Many entertainment industry observers love to focus on simple pawns, one move at a time. Disney, on the other hand, is playing multidimensional chess not only across films, but also across decades.
So if you're overly consumed with how a big picture like Disney/Marvel's Captain America: Civil War opens, and whether that's a fitting metric to try to measure "superhero fatigue" vs. audience enthusiasm, you're missing the true big picture, which is this:
Disney is thinking so far beyond sequels first with its Marvel Cinematic Universe, next with its Star Wars galaxies that it is now fully, successfully engaging viewers across interlocking narratives.
Each time a film like Civil War can land with audiences building upon and/or introducing a dozen key characters the universe can move not just linearly, but also multilaterally.
That also means that Marvel unlike other studios with superhero properties has moved well beyond caring about the relative success of any single film.

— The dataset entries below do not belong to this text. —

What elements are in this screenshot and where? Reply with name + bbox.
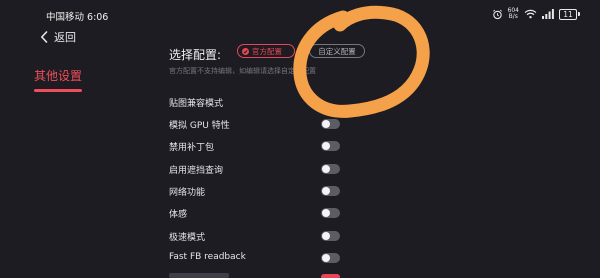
chevron-left-icon bbox=[41, 31, 48, 43]
alarm-icon bbox=[492, 9, 502, 19]
official-config-label: 官方配置 bbox=[252, 46, 282, 56]
toggle-switch[interactable] bbox=[321, 253, 340, 263]
carrier-time: 中国移动 6:06 bbox=[46, 12, 109, 23]
official-config-option[interactable]: 官方配置 bbox=[237, 44, 295, 58]
battery-indicator: 11 bbox=[559, 8, 580, 20]
setting-label: 启用遮挡查询 bbox=[169, 166, 224, 176]
setting-label: Fast FB readback bbox=[169, 252, 246, 262]
toggle-switch-partial[interactable] bbox=[321, 274, 340, 278]
config-title: 选择配置: bbox=[169, 48, 222, 62]
custom-config-label: 自定义配置 bbox=[318, 46, 356, 56]
status-bar: 中国移动 6:06 604 B/s 11 bbox=[0, 0, 600, 26]
config-hint: 官方配置不支持编辑，如编辑请选择自定义配置 bbox=[169, 67, 316, 75]
toggle-knob bbox=[322, 209, 330, 217]
back-button[interactable]: 返回 bbox=[40, 29, 76, 45]
setting-label: 极速模式 bbox=[169, 233, 206, 243]
toggle-switch[interactable] bbox=[321, 141, 340, 151]
battery-level: 11 bbox=[559, 8, 577, 20]
toggle-knob bbox=[322, 254, 330, 262]
annotation-circle bbox=[293, 5, 430, 118]
custom-config-option[interactable]: 自定义配置 bbox=[309, 44, 365, 58]
toggle-knob bbox=[322, 165, 330, 173]
toggle-switch[interactable] bbox=[321, 186, 340, 196]
tab-label: 其他设置 bbox=[34, 69, 83, 83]
status-icons: 604 B/s 11 bbox=[492, 8, 580, 20]
wifi-icon bbox=[524, 9, 537, 19]
setting-label: 体感 bbox=[169, 210, 188, 220]
setting-label: 模拟 GPU 特性 bbox=[169, 121, 230, 131]
toggle-knob bbox=[322, 187, 330, 195]
setting-label: 网络功能 bbox=[169, 188, 206, 198]
toggle-switch[interactable] bbox=[321, 164, 340, 174]
back-label: 返回 bbox=[54, 31, 76, 44]
setting-label: 贴图兼容模式 bbox=[169, 99, 224, 109]
tab-underline bbox=[34, 89, 82, 92]
check-icon bbox=[242, 47, 249, 55]
toggle-knob bbox=[322, 142, 330, 150]
toggle-knob bbox=[322, 232, 330, 240]
battery-tip bbox=[578, 12, 580, 16]
setting-label: 禁用补丁包 bbox=[169, 143, 215, 153]
toggle-switch[interactable] bbox=[321, 231, 340, 241]
toggle-switch[interactable] bbox=[321, 208, 340, 218]
speed-unit: B/s bbox=[508, 13, 518, 20]
toggle-knob bbox=[322, 120, 330, 128]
network-speed: 604 B/s bbox=[508, 8, 519, 20]
toggle-switch[interactable] bbox=[321, 119, 340, 129]
tab-other-settings[interactable]: 其他设置 bbox=[34, 67, 83, 92]
setting-label-partial bbox=[169, 273, 229, 278]
signal-icon bbox=[542, 9, 554, 19]
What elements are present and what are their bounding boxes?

This is a latticework of storytelling that only gets stronger as it branches out.
"That's what I think is so fascinating about where we are now in the Marvel Universe," Joe Russo, co-director (with brother Anthony) of the two most recent Captain America films, tells The Washington Post. "I think we're reaching uncharted territory in regards to serialisation.
"Of course we've seen sequelised movies since (at least) the early 1980s," continues Russo, referring to the era that saw the progression of such mega-franchises as Star Wars, Star Trek, Rocky and Jaws. "What we haven't seen (before) is a bunch of really healthy franchises interweaving into one unified narrative."
And in such an unprecedented cinematic game of 3-D chess, the filmmakers are looking not only at the diagonal moves, but also moves across multiple boards at once.
"We understood movies to be closed-end (two-hour) experiences for a hundred years, right?" Russo tells The Post. "Granted, there is sequelisation, but it's very linear thinking.
What Marvel is doing is making it a dimensionalising of storytelling in a way. There's something very adventurous about that."
And the creative benefits to that, simply film to film, are manifold.
"That allows us to skip a lot of backstory and get into the meat of the character and deal with them in a way that, frankly, you can't do in other movies," Russo says, "because you're spending an hour in those films telling us who those characters are. And then you're spending an hour dealing with the problem.
"We can spend more time now allowing the audience to absorb the character relationships and sit in them and swim in them in a way that other movies don't allow," he continues. "I think that's really compelling. And I think that's what attracts us to Marvel, is that it's a new model of storytelling.
The current Marvel Cinematic Universe was truly launched with 2008's Iron Man, which soon attracted Disney's interest and its $4-billion buy of Marvel characters a purchase that now looks like a relative steal, though the films have depended on Disney's own savvy, too.
The creative and commercial synergy has allowed for Marvel films to be planned and scheduled many years out.
Next up for the Russo brothers, as directors, is the two-part Avengers: Infinity War endeavor.
"The Infinity movies are going to be a culmination of the most complex, insane amount of characters in this really, really complicated mosaic that we get to play with over two films ...," Russo says.
"We're trying to find templates for if to inspire us," he notes. "The only thing we can point to are Robert Altman movies, dealing with really multiperspective storytelling. And that's exciting, because you're pioneering a different mode of storytelling."